The Business of Being Born is a film that is much talked about. This documentary is, essentially, an anti-hospital birth film. It portrays medicalized birth as a conveyor belt on which only the convenience and interests of OB/GYNs matter, and in which the health of women and babies is secondary. You can see a brief history of hospital births in the US, along with statistics of how many women gave birth at home through the years the majority at the beginning of the last century, but now the figure has remained at one percent for decades. Footage of so-called "twilight sleep" births, which were popular in the 1950s and '60s, is impressive. And then there are the medical residents who, in a know-it-all fashion, say that hardly anyone gives birth naturally any more, everybody needs augmentation or induction of labor, and of course an epidural. There are no mention of side effects, or the possibility that those interventions were not really needed.

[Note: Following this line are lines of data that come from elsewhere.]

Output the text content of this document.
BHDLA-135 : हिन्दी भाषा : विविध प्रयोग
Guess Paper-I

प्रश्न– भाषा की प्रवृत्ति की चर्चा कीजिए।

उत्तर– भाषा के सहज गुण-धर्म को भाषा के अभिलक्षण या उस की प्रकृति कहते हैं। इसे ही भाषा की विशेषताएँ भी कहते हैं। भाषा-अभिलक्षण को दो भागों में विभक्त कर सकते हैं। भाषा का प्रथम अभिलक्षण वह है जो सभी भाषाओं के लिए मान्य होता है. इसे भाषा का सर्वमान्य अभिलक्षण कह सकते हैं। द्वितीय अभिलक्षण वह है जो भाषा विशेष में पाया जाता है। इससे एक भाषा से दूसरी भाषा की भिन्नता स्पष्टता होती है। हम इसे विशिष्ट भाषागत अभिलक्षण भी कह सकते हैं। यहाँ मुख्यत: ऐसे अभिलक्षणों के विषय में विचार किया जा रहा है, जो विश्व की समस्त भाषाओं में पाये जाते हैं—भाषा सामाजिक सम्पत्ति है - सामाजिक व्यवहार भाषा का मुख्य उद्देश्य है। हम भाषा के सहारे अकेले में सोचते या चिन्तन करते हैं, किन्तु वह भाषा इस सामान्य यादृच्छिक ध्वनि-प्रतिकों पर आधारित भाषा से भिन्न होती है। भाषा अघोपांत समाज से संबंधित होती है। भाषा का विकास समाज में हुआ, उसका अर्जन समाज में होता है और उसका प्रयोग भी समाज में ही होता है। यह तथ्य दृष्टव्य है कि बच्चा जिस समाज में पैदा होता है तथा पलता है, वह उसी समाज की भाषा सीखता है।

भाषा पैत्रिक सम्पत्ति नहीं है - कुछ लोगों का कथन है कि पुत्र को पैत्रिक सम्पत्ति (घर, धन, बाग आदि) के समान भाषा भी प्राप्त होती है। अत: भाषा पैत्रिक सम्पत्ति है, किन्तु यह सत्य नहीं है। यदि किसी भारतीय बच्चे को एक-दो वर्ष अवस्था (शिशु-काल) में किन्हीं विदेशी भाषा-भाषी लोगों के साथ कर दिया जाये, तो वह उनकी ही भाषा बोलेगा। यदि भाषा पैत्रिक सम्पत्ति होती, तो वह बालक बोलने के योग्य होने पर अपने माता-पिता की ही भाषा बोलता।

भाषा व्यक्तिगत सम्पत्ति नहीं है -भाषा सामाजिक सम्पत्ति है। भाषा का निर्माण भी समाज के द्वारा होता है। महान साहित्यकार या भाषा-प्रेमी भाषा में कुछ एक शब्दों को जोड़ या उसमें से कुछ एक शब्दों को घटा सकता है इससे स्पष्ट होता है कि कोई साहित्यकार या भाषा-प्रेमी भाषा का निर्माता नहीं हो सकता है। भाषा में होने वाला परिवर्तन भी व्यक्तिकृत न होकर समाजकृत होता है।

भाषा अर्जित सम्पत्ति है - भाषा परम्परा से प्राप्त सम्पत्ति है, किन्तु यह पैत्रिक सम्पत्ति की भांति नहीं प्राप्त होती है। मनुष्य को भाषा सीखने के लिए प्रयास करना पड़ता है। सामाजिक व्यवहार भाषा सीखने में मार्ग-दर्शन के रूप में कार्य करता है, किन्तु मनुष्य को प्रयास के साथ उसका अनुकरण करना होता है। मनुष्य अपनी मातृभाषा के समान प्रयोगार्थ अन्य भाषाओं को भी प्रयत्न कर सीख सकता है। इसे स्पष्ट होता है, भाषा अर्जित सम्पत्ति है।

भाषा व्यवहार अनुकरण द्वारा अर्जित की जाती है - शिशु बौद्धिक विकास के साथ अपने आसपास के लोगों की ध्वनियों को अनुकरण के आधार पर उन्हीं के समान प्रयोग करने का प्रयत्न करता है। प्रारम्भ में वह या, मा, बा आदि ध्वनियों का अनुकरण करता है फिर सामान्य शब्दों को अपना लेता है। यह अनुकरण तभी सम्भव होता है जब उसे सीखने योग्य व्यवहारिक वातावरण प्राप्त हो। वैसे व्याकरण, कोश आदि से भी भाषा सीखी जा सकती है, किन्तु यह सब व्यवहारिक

Ricki Lake is right that there are all kinds of things wrong with L&D wards! The patient should come first, right? Along with her criticisms of the maternity care system, Ricki Lake also shows alternatives giving birth at home with a midwife, or at a birth center. Then there are interviews with focal pro-homebirth advocates that tell you just how giving birth turned into a business. It is an interesting documentary, that is well-worth watching. But really, Ricki? Midwives should attend the births of low-risk women because 80 percent of pregnancies is cared for by midwives in Europe? Here, we don't think that is true. And we also know that midwives often have far more extensive training in European countries.